Still, if this democratic coalition that now controls the West Virginia Democratic Party truly wants to help their fellow citizens, supporting BBB would be the best way. And, maybe they should seek to meet with Biden about it rather than Manchin. Rumor has it that some people in West Virginia feel that Manchin is out of touch with his constituents. Perhaps it’s because in a state where the median income is $48,037, and the per capita income is $27,346, Manchin drives an $81,000 Maserati Levante, and lives in a house on the Kanawha River that he and his wife purchased for $765,000 in January 2021. When they are in Washington, D.C., they live in a houseboat that cost $250,000.
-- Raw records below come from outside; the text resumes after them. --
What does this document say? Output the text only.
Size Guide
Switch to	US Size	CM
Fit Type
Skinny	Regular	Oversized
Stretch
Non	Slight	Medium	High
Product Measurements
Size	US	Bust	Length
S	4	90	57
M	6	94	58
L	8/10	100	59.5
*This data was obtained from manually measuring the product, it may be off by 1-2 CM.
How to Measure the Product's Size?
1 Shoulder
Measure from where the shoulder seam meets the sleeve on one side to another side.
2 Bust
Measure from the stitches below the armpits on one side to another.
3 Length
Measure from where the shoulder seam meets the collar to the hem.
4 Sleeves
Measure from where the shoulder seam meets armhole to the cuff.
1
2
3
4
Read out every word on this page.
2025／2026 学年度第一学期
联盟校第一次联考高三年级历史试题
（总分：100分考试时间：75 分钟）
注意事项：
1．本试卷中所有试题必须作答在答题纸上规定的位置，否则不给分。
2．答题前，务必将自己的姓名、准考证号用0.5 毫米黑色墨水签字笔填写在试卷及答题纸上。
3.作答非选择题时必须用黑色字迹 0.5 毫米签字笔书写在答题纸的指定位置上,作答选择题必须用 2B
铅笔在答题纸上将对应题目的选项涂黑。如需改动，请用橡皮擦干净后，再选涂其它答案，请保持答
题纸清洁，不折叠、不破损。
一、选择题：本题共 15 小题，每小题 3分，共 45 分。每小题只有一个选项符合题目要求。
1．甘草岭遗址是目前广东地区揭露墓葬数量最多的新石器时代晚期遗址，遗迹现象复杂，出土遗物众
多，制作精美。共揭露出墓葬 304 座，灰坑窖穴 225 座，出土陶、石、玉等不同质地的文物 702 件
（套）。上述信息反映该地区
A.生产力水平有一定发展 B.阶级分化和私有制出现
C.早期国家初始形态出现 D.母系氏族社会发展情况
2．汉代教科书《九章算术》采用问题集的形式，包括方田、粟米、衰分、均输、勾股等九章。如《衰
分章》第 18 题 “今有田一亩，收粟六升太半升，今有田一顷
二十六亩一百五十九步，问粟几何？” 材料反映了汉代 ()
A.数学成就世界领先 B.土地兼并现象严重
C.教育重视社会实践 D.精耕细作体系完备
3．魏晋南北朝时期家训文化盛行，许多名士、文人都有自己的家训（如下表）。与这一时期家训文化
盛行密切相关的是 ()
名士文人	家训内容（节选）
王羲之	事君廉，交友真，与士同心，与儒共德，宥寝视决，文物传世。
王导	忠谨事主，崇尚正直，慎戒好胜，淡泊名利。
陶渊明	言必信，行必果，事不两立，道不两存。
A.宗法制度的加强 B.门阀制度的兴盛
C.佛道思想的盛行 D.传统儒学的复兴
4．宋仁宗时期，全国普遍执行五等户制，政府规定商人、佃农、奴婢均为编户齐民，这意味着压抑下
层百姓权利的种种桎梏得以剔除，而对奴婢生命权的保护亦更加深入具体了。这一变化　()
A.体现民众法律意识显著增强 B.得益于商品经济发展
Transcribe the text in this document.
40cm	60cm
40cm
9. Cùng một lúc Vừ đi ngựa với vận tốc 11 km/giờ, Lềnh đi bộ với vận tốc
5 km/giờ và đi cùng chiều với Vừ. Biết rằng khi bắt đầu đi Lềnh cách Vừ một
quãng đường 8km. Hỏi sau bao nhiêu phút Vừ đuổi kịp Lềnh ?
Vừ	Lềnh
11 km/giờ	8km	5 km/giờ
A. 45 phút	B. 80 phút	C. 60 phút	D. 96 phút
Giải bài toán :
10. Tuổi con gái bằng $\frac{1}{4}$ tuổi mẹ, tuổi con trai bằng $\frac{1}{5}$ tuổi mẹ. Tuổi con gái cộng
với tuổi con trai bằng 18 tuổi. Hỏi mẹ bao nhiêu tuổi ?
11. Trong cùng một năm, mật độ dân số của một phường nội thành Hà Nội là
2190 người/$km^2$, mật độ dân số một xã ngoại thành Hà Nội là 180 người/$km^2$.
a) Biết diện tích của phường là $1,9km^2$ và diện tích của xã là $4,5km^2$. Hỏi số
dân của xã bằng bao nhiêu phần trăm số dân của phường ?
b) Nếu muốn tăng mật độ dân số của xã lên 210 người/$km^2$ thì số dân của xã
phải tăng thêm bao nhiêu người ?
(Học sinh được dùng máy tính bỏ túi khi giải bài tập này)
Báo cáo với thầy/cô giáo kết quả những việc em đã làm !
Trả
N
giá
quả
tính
In a December 21, 2021 Opinion piece in the Register~Herald from Beckley, West Virginia, entitled WVa Working Families Need BBB Lifelines, the author spells it out. “West Virginia families are struggling with childcare, home health care and education costs, increasing prescription medication prices, and other essential services. By extending the child tax credit and providing paid family leave as found in Build Back Better, new parents will be able to offset the tremendous costs of raising a child while also ensuring they can return to work when they are ready, spurring economic growth and actively combating inflation. For my family, like thousands of other working families across the state, the prospect of lowering the cost of essential services like childcare, education, prescription drugs and health care is a lifeline that is long overdue.”
The question is: Will their message get to President Biden?